1173P - Induction osimertinib in EGFR-mutant stage IIIA/B NSCLC

Background

Definitive chemoradiation (CRT) followed by durvalumab is the standard of care in stage III NSCLC. Osimertinib showed high efficacy in metastatic and resectable settings and is currently assessed in unresectable IIIA/B. This study aimed at testing the efficacy of osimertinib as induction therapy before definitive radiotherapy (RT) in EGFRm stage III patients to induce tumor shrinkage and reduction of the radiation field.

Methods

This phase 2 open-label study enrolled EGFRm NSCLC stage IIIA/B patients. Osimertinib (80 mg) was given daily for a maximum of 12 weeks followed by definitive RT and/or surgery. Response to therapy was assessed by PET-CT at weeks 3, 6, and 12. In case of response, patients were referred to sequential definitive RT at week 12 while in case of progression, patients were referred to CRT. After RT+/- surgery or CRT, patients were followed (no adjuvant therapy). ORR is the primary endpoint, secondary endpoints are: mPFS, gross tumor volume (GTV) and planned target volume (PTV) before and after treatment. All the patients will be followed for 2 years.

Results

This preliminary analysis includes 13 patients (11 female; age 73.0 ± 5.4 years) with a median follow-up of 13.5 months. All non-smokers with adenocarcinoma. 9 patients harbored exon 19 del, 3 L858R, and 1 had a rare mutation. T status was T1, T2, T3, and T4 in 2, 9, 1, and 1 and N status was N2 and N3 in 10 & 3 patients respectively. Thus, stage IIIA, B, and C were in 5, 5, and 3 patients. Among 9 patients who have completed 12 weeks of osimertinib therapy, ORR was 100%, (2 CR, 7 PR, 0 SD or PD), 3 are still on osimertinib, and 1 withdrew (unrelated adverse events). Following osimertinib induction, 6 patients completed RT & 1 underwent surgery (pT1aN0) without RT. The other 2 pts are still under RT. Pre-osimertinib GTV & PTV were 20.2 ± 42.9 cm³ and 196.4 ± 241.5 cm³ respectively. Both were reduced to 12.8±21.8 cm³ (-36.7%) and 181.9±113.0 cm³ (-7.4%), respectively. Data are immature for PFS. No safety issues reported.

Conclusions

Osimertinib induction in stage III EGFRm NSCLC is feasible and led to tumor shrinkage in 92% of the cases, resulting in a significant reduction of the radiation field and enabling preservation of the lung tissue radiation-induced toxicity. This chemotherapy-free novel approach should be further investigated as an alternative to CRT in this setting for EGFRm patients.

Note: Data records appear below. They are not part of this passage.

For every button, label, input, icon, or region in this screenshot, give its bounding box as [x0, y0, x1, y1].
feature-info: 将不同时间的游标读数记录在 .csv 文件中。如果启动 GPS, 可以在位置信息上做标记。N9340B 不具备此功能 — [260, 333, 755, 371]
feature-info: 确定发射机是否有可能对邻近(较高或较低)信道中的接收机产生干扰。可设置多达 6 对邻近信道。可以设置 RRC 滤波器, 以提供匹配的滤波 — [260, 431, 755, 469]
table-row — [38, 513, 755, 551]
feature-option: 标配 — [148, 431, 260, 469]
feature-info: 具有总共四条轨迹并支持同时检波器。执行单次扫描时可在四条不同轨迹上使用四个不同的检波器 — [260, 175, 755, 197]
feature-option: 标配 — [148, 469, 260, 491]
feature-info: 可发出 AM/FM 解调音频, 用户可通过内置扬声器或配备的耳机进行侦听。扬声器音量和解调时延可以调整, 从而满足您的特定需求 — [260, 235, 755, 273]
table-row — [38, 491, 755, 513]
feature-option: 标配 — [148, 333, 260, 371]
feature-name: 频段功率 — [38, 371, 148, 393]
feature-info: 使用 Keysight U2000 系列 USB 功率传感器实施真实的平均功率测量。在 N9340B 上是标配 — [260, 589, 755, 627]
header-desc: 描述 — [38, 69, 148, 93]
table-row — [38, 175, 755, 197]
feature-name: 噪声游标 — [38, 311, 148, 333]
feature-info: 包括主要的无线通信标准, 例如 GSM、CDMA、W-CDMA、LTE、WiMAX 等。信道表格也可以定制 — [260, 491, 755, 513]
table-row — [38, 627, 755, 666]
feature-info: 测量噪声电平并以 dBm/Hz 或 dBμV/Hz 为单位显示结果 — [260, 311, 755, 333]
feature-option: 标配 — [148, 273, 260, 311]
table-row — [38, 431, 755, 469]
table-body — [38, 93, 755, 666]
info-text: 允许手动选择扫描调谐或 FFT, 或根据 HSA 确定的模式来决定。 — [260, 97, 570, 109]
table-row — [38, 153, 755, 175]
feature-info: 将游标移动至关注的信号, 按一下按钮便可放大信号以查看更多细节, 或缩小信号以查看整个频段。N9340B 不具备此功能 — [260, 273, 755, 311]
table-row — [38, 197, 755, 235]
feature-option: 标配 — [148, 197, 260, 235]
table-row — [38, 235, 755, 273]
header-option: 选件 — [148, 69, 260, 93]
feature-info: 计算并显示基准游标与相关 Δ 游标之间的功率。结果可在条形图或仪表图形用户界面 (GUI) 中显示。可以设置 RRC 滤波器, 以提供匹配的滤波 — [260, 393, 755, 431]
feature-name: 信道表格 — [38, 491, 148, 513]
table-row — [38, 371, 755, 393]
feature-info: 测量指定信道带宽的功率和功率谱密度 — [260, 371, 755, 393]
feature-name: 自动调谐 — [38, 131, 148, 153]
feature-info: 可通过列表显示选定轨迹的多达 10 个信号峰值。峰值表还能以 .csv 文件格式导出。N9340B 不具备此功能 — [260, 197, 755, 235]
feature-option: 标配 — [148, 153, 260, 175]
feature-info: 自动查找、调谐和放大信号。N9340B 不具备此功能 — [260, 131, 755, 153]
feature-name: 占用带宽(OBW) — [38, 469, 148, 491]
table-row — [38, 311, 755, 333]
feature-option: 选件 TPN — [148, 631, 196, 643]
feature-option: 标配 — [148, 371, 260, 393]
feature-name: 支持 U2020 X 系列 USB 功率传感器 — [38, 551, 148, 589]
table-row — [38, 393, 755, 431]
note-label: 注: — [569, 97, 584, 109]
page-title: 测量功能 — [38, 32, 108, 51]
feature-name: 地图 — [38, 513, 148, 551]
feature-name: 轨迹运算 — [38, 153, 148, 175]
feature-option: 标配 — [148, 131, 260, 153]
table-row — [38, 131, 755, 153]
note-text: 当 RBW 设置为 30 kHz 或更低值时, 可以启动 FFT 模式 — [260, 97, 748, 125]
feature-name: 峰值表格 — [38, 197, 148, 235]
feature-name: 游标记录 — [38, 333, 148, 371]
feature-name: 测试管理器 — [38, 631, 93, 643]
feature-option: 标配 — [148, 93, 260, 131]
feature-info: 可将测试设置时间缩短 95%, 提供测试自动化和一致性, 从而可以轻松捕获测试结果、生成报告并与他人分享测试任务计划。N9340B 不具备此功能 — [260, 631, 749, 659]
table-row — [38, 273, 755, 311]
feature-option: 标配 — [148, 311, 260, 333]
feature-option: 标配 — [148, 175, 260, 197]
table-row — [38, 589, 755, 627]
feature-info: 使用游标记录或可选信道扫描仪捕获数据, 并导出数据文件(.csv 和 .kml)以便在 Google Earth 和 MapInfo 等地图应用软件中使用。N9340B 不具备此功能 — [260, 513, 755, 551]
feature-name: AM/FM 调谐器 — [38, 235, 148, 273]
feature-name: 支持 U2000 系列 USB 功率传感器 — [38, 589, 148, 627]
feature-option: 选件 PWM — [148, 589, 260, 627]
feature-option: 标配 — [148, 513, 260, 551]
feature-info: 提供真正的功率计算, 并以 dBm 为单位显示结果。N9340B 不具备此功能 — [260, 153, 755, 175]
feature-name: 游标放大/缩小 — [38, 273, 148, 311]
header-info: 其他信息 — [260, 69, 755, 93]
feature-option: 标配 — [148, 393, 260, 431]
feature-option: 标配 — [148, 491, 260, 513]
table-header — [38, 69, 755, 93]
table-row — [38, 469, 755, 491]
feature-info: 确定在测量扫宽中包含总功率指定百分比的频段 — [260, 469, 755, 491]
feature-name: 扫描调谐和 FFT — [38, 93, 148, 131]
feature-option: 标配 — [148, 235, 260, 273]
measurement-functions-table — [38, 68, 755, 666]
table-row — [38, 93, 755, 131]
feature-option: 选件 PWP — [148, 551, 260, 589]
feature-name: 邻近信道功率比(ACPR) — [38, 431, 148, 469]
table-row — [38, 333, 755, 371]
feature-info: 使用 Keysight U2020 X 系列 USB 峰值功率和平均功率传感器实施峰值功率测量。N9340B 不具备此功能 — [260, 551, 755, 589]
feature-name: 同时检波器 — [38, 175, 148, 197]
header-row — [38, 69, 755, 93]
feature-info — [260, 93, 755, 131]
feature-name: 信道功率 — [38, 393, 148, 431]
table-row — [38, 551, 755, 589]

Clinical trial identification

Editorial acknowledgement

Legal entity responsible for the study

AstraZeneca.

Funding

AstraZeneca, N. Peled.

Disclosure

N. Peled: Financial Interests, Institutional, Funding, This is an investigator-initiated study, funded by AstraZeneca, who did not have a role in collection, analysis, interpretation, or writing of this report. All other authors have declared no conflicts of interest.